Однако его, к удивлению, не заставили долго ждать, пригласили к самому бургомистру.

— Для тебя есть работа, аптекарь, — произнес грузный человек с золотой цепью на шее.

— Ваш лекарь сказал какое требуется лекарство? — по правилам аптекарь не имел права брать на себя обязанности врача. Он должен только изготовлять лекарства, но не лечить. Особенно когда дело касалось важных господ. Простолюдину аптекарь запросто может посоветовать лекарство, он кое-что понимал в болезнях. Но с вельможами такая самодеятельность может дорого обойтись в случае неудачи.

— На этот раз тебе придется делать яд.

— Но аптекарям запрещено изготовлять яд без соизволения власти, — законопослушно возразил Лацарус.

— Знаю как вы, аптекари, исполняете этот закон, — пренебрежительно махнул рукой бургомистр. — Все время купцам продаете яд от крыс. А кому и от надоедливых родственников… Знаю, скажешь, что не все аптекари так делают. И не надо изображать невинное достоинство… Будет для тебя соизволение.

— То есть я должен буду изготовить яд с разрешения кого-то из важных господ. Это тайно?

— Да. Про это не следует никому рассказывать.

— И что за яд я должен сделать? — спросил Лацарус, испуганно понимая, что с его профессией легко впутаться в негласные и очень опасные распри между властными персонами.

— Яд для стрел. Он должен быть достаточно сильный.

— И сколько?

— Сколько сможешь. Мне велено содействовать, оказать всю помощь с материалами, какую возможно.

Лацарус ошарашенно замер. Дело не пахло просто каким-то тайным убийством.

— Соизволение государственное? — переспросил он, догадываясь с некоторой дрожью.

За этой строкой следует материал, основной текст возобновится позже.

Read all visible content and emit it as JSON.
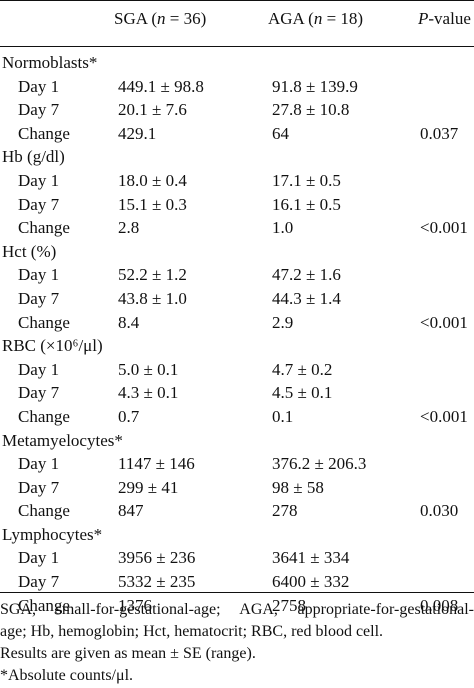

— Государственное. Заплатят не очень много, однако отказываться нельзя. Но работы столько, что ты неплохо заработаешь. И держи все в тайне. Если проговоришься то мне придется тебя арестовать.

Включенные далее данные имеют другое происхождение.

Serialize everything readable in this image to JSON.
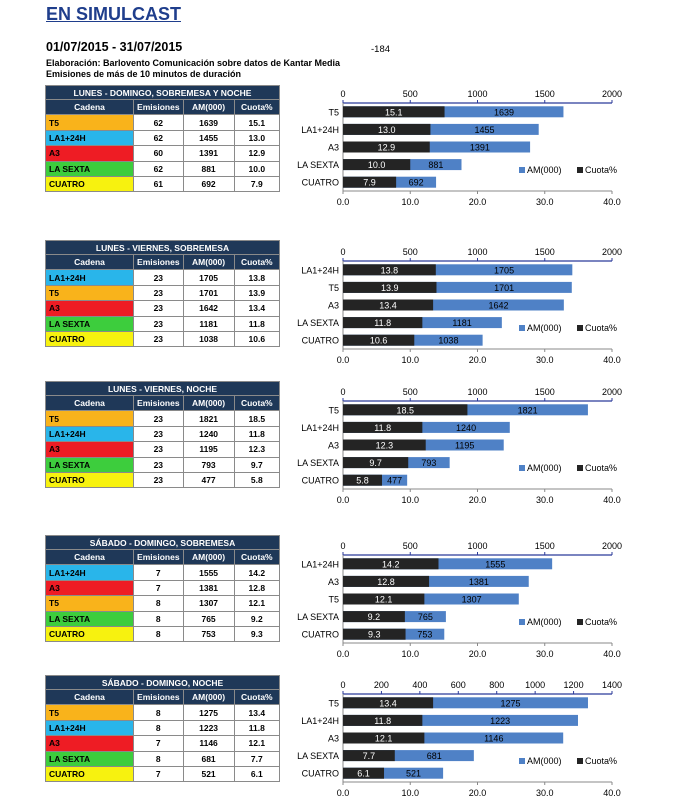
{
  "header": {
    "title": "EN SIMULCAST",
    "period": "01/07/2015 - 31/07/2015",
    "number": "-184",
    "note1": "Elaboración: Barlovento Comunicación sobre datos de Kantar Media",
    "note2": "Emisiones de más de 10 minutos de duración"
  },
  "columns": [
    "Cadena",
    "Emisiones",
    "AM(000)",
    "Cuota%"
  ],
  "colors": {
    "T5": "#f9b31b",
    "LA1+24H": "#29b5ea",
    "A3": "#ee1c24",
    "LA SEXTA": "#3dcd3d",
    "CUATRO": "#f7f20f",
    "am_bar": "#4f81c6",
    "cuota_bar": "#242424",
    "header_bg": "#1f3858"
  },
  "tables": [
    {
      "title": "LUNES - DOMINGO, SOBREMESA Y NOCHE",
      "rows": [
        {
          "cadena": "T5",
          "emisiones": "62",
          "am": "1639",
          "cuota": "15.1"
        },
        {
          "cadena": "LA1+24H",
          "emisiones": "62",
          "am": "1455",
          "cuota": "13.0"
        },
        {
          "cadena": "A3",
          "emisiones": "60",
          "am": "1391",
          "cuota": "12.9"
        },
        {
          "cadena": "LA SEXTA",
          "emisiones": "62",
          "am": "881",
          "cuota": "10.0"
        },
        {
          "cadena": "CUATRO",
          "emisiones": "61",
          "am": "692",
          "cuota": "7.9"
        }
      ]
    },
    {
      "title": "LUNES - VIERNES, SOBREMESA",
      "rows": [
        {
          "cadena": "LA1+24H",
          "emisiones": "23",
          "am": "1705",
          "cuota": "13.8"
        },
        {
          "cadena": "T5",
          "emisiones": "23",
          "am": "1701",
          "cuota": "13.9"
        },
        {
          "cadena": "A3",
          "emisiones": "23",
          "am": "1642",
          "cuota": "13.4"
        },
        {
          "cadena": "LA SEXTA",
          "emisiones": "23",
          "am": "1181",
          "cuota": "11.8"
        },
        {
          "cadena": "CUATRO",
          "emisiones": "23",
          "am": "1038",
          "cuota": "10.6"
        }
      ]
    },
    {
      "title": "LUNES - VIERNES, NOCHE",
      "rows": [
        {
          "cadena": "T5",
          "emisiones": "23",
          "am": "1821",
          "cuota": "18.5"
        },
        {
          "cadena": "LA1+24H",
          "emisiones": "23",
          "am": "1240",
          "cuota": "11.8"
        },
        {
          "cadena": "A3",
          "emisiones": "23",
          "am": "1195",
          "cuota": "12.3"
        },
        {
          "cadena": "LA SEXTA",
          "emisiones": "23",
          "am": "793",
          "cuota": "9.7"
        },
        {
          "cadena": "CUATRO",
          "emisiones": "23",
          "am": "477",
          "cuota": "5.8"
        }
      ]
    },
    {
      "title": "SÁBADO - DOMINGO, SOBREMESA",
      "rows": [
        {
          "cadena": "LA1+24H",
          "emisiones": "7",
          "am": "1555",
          "cuota": "14.2"
        },
        {
          "cadena": "A3",
          "emisiones": "7",
          "am": "1381",
          "cuota": "12.8"
        },
        {
          "cadena": "T5",
          "emisiones": "8",
          "am": "1307",
          "cuota": "12.1"
        },
        {
          "cadena": "LA SEXTA",
          "emisiones": "8",
          "am": "765",
          "cuota": "9.2"
        },
        {
          "cadena": "CUATRO",
          "emisiones": "8",
          "am": "753",
          "cuota": "9.3"
        }
      ]
    },
    {
      "title": "SÁBADO - DOMINGO, NOCHE",
      "rows": [
        {
          "cadena": "T5",
          "emisiones": "8",
          "am": "1275",
          "cuota": "13.4"
        },
        {
          "cadena": "LA1+24H",
          "emisiones": "8",
          "am": "1223",
          "cuota": "11.8"
        },
        {
          "cadena": "A3",
          "emisiones": "7",
          "am": "1146",
          "cuota": "12.1"
        },
        {
          "cadena": "LA SEXTA",
          "emisiones": "8",
          "am": "681",
          "cuota": "7.7"
        },
        {
          "cadena": "CUATRO",
          "emisiones": "7",
          "am": "521",
          "cuota": "6.1"
        }
      ]
    }
  ],
  "chart_data": [
    {
      "type": "bar",
      "orientation": "horizontal",
      "categories": [
        "T5",
        "LA1+24H",
        "A3",
        "LA SEXTA",
        "CUATRO"
      ],
      "series": [
        {
          "name": "AM(000)",
          "axis": "top",
          "values": [
            1639,
            1455,
            1391,
            881,
            692
          ]
        },
        {
          "name": "Cuota%",
          "axis": "bottom",
          "values": [
            15.1,
            13.0,
            12.9,
            10.0,
            7.9
          ]
        }
      ],
      "top_axis": {
        "range": [
          0,
          2000
        ],
        "ticks": [
          "0",
          "500",
          "1000",
          "1500",
          "2000"
        ]
      },
      "bottom_axis": {
        "range": [
          0,
          40
        ],
        "ticks": [
          "0.0",
          "10.0",
          "20.0",
          "30.0",
          "40.0"
        ]
      },
      "cuota_labels": [
        "15.1",
        "13.0",
        "12.9",
        "10.0",
        "7.9"
      ],
      "am_labels": [
        "1639",
        "1455",
        "1391",
        "881",
        "692"
      ],
      "legend": [
        "AM(000)",
        "Cuota%"
      ],
      "legend_position": "bottom-right"
    },
    {
      "type": "bar",
      "orientation": "horizontal",
      "categories": [
        "LA1+24H",
        "T5",
        "A3",
        "LA SEXTA",
        "CUATRO"
      ],
      "series": [
        {
          "name": "AM(000)",
          "axis": "top",
          "values": [
            1705,
            1701,
            1642,
            1181,
            1038
          ]
        },
        {
          "name": "Cuota%",
          "axis": "bottom",
          "values": [
            13.8,
            13.9,
            13.4,
            11.8,
            10.6
          ]
        }
      ],
      "top_axis": {
        "range": [
          0,
          2000
        ],
        "ticks": [
          "0",
          "500",
          "1000",
          "1500",
          "2000"
        ]
      },
      "bottom_axis": {
        "range": [
          0,
          40
        ],
        "ticks": [
          "0.0",
          "10.0",
          "20.0",
          "30.0",
          "40.0"
        ]
      },
      "cuota_labels": [
        "13.8",
        "13.9",
        "13.4",
        "11.8",
        "10.6"
      ],
      "am_labels": [
        "1705",
        "1701",
        "1642",
        "1181",
        "1038"
      ],
      "legend": [
        "AM(000)",
        "Cuota%"
      ],
      "legend_position": "bottom-right"
    },
    {
      "type": "bar",
      "orientation": "horizontal",
      "categories": [
        "T5",
        "LA1+24H",
        "A3",
        "LA SEXTA",
        "CUATRO"
      ],
      "series": [
        {
          "name": "AM(000)",
          "axis": "top",
          "values": [
            1821,
            1240,
            1195,
            793,
            477
          ]
        },
        {
          "name": "Cuota%",
          "axis": "bottom",
          "values": [
            18.5,
            11.8,
            12.3,
            9.7,
            5.8
          ]
        }
      ],
      "top_axis": {
        "range": [
          0,
          2000
        ],
        "ticks": [
          "0",
          "500",
          "1000",
          "1500",
          "2000"
        ]
      },
      "bottom_axis": {
        "range": [
          0,
          40
        ],
        "ticks": [
          "0.0",
          "10.0",
          "20.0",
          "30.0",
          "40.0"
        ]
      },
      "cuota_labels": [
        "18.5",
        "11.8",
        "12.3",
        "9.7",
        "5.8"
      ],
      "am_labels": [
        "1821",
        "1240",
        "1195",
        "793",
        "477"
      ],
      "legend": [
        "AM(000)",
        "Cuota%"
      ],
      "legend_position": "bottom-right"
    },
    {
      "type": "bar",
      "orientation": "horizontal",
      "categories": [
        "LA1+24H",
        "A3",
        "T5",
        "LA SEXTA",
        "CUATRO"
      ],
      "series": [
        {
          "name": "AM(000)",
          "axis": "top",
          "values": [
            1555,
            1381,
            1307,
            765,
            753
          ]
        },
        {
          "name": "Cuota%",
          "axis": "bottom",
          "values": [
            14.2,
            12.8,
            12.1,
            9.2,
            9.3
          ]
        }
      ],
      "top_axis": {
        "range": [
          0,
          2000
        ],
        "ticks": [
          "0",
          "500",
          "1000",
          "1500",
          "2000"
        ]
      },
      "bottom_axis": {
        "range": [
          0,
          40
        ],
        "ticks": [
          "0.0",
          "10.0",
          "20.0",
          "30.0",
          "40.0"
        ]
      },
      "cuota_labels": [
        "14.2",
        "12.8",
        "12.1",
        "9.2",
        "9.3"
      ],
      "am_labels": [
        "1555",
        "1381",
        "1307",
        "765",
        "753"
      ],
      "legend": [
        "AM(000)",
        "Cuota%"
      ],
      "legend_position": "bottom-right"
    },
    {
      "type": "bar",
      "orientation": "horizontal",
      "categories": [
        "T5",
        "LA1+24H",
        "A3",
        "LA SEXTA",
        "CUATRO"
      ],
      "series": [
        {
          "name": "AM(000)",
          "axis": "top",
          "values": [
            1275,
            1223,
            1146,
            681,
            521
          ]
        },
        {
          "name": "Cuota%",
          "axis": "bottom",
          "values": [
            13.4,
            11.8,
            12.1,
            7.7,
            6.1
          ]
        }
      ],
      "top_axis": {
        "range": [
          0,
          1400
        ],
        "ticks": [
          "0",
          "200",
          "400",
          "600",
          "800",
          "1000",
          "1200",
          "1400"
        ]
      },
      "bottom_axis": {
        "range": [
          0,
          40
        ],
        "ticks": [
          "0.0",
          "10.0",
          "20.0",
          "30.0",
          "40.0"
        ]
      },
      "cuota_labels": [
        "13.4",
        "11.8",
        "12.1",
        "7.7",
        "6.1"
      ],
      "am_labels": [
        "1275",
        "1223",
        "1146",
        "681",
        "521"
      ],
      "legend": [
        "AM(000)",
        "Cuota%"
      ],
      "legend_position": "bottom-right"
    }
  ]
}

Выходил от бургомистра аптекарь в странном состоянии. Он ощущал волнение, понимая что может значить только что узнанное.

Государству надо очень много яда для стрел.

Знакомый кузнец-оружейник с соседней улице на днях проговорился, что повысились цены на оружие. Королевская армия запасает много арбалетов. Очень много арбалетов. И копья, не простые копья, а очень прочные, с длинным наконечником и поперечной перекладинкой чуть ниже наконечника. Копья-рунки, наподобие тех, что используются на охоте на крупное животное, только такие явно не для охоты.

Все факты складывались, вырисовывая то, что за ними таилось.

Будет война.

И по характеру приготовлений Лацарус понимал с кем собирается воевать государство.